Here am I faced with your color of the world,
with your pale dead swords, with your gathered hearts, with your silent horde.
Here am I with your wave of dying fragrances wrapped in autumn and resistance:
it is I embarking on a funeral journey among your yellow scars...
~ Pablo Neruda
I miss the woods. The smell. The silence. The freedom. There’s something about being out there absorbing everything the forest has to give.
I grew up running the fields and streams not far from my front door; bringing home the critters of the marsh and tree line, only to let them go a few days later. And my vacations as a kid were not spent going to Disney Land or to some exotic beach house on the coast. I spent most at my grandfather’s farm, running the old tobacco fields and playing in the chicken coop; and later when my parents bought land, roaming the woods of Crawford County, Wisconsin.
I used to think I was deprived of so much growing up. I now know this is far from the truth. In fact, I see it now that I had one of the most fulfilled childhoods a kid could have. Climbing trees, running deer trails, collecting turkey feathers, and catching fireflies. So colorful, so full of life. I learned how to sit, quietly, patiently, waiting for the woods to come alive, waking as the sun rose over the hillside. I saw things that others only see on the nature channel. I learned to listen and identify which bird calls were which and how to differentiate the sound of a squirrel rustling in the leaves to the steps of a whitetail walking down the trail. Many of these things I learned from my mother and father. Some I learned from my grandfather and uncles. But most of these things I learned just by sitting alone and being a part of the woods itself.
Later, in my twenties, I lived just a short drive from my family’s cabin in Crawford. I would find myself skipping many Friday classes only to leave Thursday night for the land. I’d spend my three day weekends there, just sitting with a cup of coffee and a good book, feeling the breeze as it swept through the valley. At night I’d spread a blanket out and gaze up at the masterpiece of stars, untouched by any city lights dimming their beauty. I’d count satellites as they passed by and catch a few falling stars when I could.

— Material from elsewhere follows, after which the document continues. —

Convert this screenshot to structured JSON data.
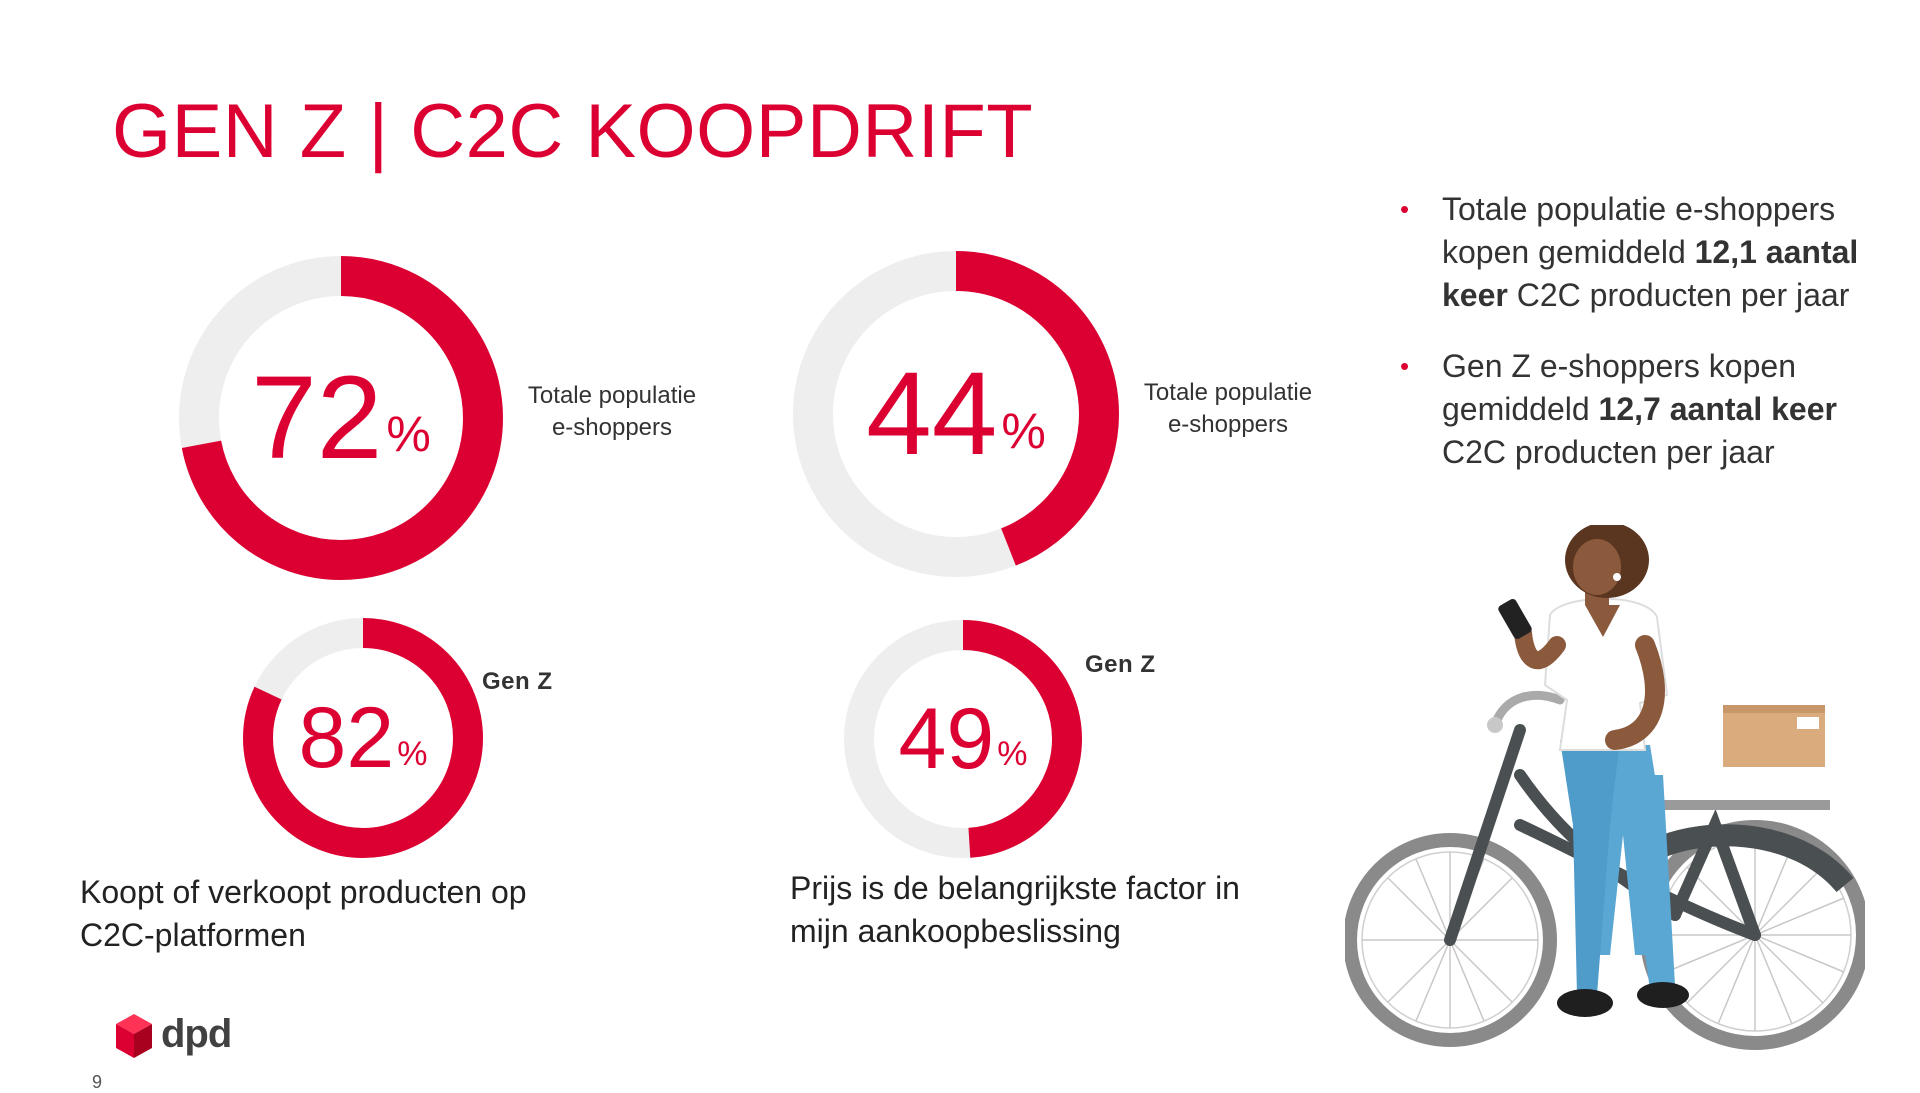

Now, years later and far from home, I find myself yearning for my Crawford County. Wishing upon those falling stars that I could be back home, roaming the woods I used to as a kid. Its spring, one of the best times to be out under the large canopy of oaks and popples. The May apples are blooming, the morels are pushing up from the undergrowth, and the toms are gobbling in the early morning mist. I sit here in my office at home and I can still smell the life and green in the air.
I miss the woods. I miss the simplicity of it all. I know I chose the life I’m living. Away from home. Away from my Crawford County. And I know I’ll get back there one day, maybe for good; to roam the trails I once did as a kid, free and full of life. But until then I’ll dream of whitetail fawns in the hilltop fields and starry nights filled with the sounds of crickets and tree frogs.